A study by Ian Acheson, who is a  former official at the Home Office, is expected to be published next month the Sunday Times reports. His study was commissioned by Michael Gove, the justice secretary last year when he asked the Ministry of Justice to review its approach to dealing with Islamist extremism in prisons and probation.

Acheson is expected to report that about 140 of the 200 Muslim chaplains (70%) working in the country’s prisons were imams who had studied Deobandi Islam. Amongst other things the Deobandi  regime forbids music and free mixing of the sexes.

Usama Hasan, an imam who has worked on deradicalising Muslim inmates, said: “The Deobandi movement is generally anti-western and anti-integration in its spirit . . . Imams in the prison system have to be more progressive and open-minded in terms of being supportive of modern, multicultural and cosmopolitan Britain.”

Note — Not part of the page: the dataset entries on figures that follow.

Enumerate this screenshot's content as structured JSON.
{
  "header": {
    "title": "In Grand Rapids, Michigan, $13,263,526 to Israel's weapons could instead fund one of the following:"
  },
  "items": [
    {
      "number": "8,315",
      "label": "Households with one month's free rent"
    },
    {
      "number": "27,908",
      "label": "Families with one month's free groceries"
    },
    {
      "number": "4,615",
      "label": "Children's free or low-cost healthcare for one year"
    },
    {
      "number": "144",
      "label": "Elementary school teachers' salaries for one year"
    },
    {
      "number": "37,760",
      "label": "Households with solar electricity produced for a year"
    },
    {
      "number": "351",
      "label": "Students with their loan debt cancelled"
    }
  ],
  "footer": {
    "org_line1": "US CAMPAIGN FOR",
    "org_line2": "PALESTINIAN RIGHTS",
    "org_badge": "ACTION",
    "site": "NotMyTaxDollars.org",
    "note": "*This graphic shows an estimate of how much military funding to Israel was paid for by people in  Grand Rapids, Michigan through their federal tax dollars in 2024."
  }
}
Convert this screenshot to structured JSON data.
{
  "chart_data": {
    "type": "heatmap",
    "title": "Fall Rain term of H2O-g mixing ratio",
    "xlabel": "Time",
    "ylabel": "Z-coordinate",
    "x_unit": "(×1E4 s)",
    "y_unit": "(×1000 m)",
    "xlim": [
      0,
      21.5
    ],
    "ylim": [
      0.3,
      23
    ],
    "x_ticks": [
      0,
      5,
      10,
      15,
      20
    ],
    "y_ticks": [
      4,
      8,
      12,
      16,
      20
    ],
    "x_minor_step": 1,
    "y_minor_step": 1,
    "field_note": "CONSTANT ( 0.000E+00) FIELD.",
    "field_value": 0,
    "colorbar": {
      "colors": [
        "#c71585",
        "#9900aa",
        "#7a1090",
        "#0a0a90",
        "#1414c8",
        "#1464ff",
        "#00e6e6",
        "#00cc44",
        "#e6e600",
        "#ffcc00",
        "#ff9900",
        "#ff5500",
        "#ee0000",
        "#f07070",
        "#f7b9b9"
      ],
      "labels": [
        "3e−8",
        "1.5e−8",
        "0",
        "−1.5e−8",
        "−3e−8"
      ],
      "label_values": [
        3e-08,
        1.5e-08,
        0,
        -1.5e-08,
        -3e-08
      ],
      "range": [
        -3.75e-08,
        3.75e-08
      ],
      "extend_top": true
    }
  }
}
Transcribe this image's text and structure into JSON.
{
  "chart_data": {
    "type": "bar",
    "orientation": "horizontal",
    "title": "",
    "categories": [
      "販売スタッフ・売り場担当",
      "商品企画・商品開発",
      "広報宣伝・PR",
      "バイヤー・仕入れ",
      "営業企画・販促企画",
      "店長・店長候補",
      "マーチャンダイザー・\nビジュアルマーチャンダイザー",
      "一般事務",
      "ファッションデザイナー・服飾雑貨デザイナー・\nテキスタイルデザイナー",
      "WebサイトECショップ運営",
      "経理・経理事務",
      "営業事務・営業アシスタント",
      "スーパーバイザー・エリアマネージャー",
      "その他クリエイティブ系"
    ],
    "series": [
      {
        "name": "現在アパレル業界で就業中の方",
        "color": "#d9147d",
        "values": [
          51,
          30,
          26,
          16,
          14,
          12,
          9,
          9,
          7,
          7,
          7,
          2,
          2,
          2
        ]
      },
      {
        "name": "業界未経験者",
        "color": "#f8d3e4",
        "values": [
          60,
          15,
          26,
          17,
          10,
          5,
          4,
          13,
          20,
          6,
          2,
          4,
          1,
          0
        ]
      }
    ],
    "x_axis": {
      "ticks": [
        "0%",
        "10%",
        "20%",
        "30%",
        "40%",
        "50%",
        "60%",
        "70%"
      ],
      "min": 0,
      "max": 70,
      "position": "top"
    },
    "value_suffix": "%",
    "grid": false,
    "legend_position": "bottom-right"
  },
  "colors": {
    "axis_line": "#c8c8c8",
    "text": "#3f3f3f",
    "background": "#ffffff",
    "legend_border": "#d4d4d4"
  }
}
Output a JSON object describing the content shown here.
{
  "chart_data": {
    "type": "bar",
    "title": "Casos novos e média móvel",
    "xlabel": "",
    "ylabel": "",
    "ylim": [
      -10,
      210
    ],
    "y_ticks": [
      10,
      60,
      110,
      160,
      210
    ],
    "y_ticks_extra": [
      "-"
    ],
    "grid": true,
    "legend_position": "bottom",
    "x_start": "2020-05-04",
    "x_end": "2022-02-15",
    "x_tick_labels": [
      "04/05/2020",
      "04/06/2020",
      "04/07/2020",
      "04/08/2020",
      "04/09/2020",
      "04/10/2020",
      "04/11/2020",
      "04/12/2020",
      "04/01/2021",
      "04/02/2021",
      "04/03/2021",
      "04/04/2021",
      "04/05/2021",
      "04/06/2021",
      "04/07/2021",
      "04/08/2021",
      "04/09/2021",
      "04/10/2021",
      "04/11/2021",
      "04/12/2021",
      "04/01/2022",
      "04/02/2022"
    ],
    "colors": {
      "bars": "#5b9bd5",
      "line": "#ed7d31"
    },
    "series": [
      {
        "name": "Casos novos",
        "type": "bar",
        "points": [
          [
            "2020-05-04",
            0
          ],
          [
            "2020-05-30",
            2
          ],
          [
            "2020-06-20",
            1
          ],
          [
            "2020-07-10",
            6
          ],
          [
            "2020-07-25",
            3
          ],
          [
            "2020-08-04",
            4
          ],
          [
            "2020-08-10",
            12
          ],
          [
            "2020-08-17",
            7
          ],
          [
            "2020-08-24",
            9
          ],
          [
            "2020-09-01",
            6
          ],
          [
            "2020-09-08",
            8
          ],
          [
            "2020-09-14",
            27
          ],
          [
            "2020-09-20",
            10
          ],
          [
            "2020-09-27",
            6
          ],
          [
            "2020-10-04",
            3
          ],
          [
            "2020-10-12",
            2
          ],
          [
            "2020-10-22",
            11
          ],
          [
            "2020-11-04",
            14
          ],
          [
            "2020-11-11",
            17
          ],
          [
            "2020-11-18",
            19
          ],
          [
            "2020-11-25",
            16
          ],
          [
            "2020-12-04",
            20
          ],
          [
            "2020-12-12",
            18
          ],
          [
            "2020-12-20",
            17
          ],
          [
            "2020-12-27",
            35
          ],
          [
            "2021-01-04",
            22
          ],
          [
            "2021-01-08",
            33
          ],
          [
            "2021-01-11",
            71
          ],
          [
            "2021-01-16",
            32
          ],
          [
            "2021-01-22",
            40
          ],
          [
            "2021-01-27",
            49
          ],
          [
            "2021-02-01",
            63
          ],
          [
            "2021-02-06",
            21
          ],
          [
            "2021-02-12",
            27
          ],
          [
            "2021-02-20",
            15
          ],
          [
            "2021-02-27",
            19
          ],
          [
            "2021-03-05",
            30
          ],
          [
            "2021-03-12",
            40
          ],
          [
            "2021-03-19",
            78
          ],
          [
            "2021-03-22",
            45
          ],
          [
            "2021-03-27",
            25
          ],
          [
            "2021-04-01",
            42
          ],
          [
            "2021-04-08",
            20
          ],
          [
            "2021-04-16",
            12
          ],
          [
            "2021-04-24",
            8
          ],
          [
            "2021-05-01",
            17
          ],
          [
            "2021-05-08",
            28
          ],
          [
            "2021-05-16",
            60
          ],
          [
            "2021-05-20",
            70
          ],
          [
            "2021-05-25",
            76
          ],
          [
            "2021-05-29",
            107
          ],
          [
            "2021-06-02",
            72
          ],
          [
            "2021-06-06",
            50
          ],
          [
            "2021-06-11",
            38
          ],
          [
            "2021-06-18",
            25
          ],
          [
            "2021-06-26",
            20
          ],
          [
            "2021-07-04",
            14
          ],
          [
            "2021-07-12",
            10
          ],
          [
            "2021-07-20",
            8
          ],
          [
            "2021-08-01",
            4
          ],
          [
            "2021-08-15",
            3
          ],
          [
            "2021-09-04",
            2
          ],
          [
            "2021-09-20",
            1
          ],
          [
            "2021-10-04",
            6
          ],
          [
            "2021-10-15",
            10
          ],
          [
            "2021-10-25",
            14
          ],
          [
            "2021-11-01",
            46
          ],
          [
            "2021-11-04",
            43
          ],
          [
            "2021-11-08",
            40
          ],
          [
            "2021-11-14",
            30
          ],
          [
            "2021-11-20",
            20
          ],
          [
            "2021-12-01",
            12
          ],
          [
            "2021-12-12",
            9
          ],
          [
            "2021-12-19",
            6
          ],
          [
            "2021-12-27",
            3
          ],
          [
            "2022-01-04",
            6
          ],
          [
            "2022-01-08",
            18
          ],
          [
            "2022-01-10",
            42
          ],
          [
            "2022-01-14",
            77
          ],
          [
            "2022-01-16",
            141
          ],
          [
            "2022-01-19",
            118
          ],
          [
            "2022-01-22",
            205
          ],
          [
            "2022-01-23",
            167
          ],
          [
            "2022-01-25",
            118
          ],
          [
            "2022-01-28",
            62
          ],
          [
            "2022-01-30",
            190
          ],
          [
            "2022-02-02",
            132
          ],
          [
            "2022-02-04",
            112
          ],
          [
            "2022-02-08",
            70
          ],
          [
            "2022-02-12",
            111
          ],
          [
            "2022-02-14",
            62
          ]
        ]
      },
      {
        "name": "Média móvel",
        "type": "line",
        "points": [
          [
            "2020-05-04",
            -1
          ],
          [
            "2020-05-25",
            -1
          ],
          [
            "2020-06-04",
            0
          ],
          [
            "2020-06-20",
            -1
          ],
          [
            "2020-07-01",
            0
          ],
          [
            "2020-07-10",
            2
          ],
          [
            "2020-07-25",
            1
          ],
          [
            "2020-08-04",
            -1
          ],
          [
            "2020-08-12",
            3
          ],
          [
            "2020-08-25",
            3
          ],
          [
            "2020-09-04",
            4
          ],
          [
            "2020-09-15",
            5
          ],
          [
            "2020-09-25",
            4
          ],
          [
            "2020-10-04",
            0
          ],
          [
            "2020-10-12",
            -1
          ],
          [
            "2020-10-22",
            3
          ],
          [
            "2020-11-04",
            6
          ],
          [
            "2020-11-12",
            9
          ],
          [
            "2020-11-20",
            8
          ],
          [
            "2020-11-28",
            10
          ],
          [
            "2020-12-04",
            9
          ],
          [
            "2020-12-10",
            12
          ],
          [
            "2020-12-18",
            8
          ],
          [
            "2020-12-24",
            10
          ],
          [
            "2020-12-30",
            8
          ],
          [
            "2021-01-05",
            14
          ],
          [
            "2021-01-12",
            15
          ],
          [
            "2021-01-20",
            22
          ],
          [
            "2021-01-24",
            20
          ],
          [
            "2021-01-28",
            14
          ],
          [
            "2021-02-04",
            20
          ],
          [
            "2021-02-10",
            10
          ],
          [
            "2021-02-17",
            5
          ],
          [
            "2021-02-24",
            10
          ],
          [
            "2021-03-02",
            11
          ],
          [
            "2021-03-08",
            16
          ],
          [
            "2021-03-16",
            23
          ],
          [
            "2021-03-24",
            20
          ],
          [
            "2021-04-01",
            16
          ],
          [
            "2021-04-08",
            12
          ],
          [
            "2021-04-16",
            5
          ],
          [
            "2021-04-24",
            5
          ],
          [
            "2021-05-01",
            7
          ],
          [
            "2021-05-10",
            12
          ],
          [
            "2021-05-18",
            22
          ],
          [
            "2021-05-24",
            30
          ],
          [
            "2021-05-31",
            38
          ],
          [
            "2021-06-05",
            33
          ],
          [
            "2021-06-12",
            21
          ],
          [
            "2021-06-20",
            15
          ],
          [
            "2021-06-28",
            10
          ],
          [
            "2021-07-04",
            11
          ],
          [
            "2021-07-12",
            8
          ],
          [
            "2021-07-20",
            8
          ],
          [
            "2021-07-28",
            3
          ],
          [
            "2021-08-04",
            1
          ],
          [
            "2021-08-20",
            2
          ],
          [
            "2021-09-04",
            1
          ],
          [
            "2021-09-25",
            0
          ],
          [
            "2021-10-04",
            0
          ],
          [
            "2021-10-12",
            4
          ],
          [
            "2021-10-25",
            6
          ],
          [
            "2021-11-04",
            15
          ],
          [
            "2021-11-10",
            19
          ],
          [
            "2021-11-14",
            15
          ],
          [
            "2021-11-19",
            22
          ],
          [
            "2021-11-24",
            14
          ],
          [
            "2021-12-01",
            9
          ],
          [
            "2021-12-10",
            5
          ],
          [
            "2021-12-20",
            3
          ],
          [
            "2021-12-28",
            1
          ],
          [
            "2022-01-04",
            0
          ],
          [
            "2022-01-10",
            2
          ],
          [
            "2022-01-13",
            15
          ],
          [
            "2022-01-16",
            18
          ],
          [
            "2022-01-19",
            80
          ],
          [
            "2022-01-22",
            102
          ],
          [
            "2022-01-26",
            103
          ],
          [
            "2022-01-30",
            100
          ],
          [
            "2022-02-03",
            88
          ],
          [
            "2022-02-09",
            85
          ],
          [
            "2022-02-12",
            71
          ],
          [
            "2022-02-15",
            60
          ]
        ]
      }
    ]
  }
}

One of the people interviewed for the report is Ahtsham Ali, the Muslim adviser to the National Offender Management Service. He had responsibility for recruiting Imams for the prison service. He would not comment for The Sunday Times but a friend denied that his views were in any way ‘hardline’.

A senior Whitehall official said: “It is of great concern that the majority of Muslim chaplains in prisons propagate a fundamentalist interpretation of Islamic scripture which is contrary to British values and human rights. Such imams are unlikely to aid the deradicalisation of Islamists in prisons and could potentially even make them more firm in their beliefs.”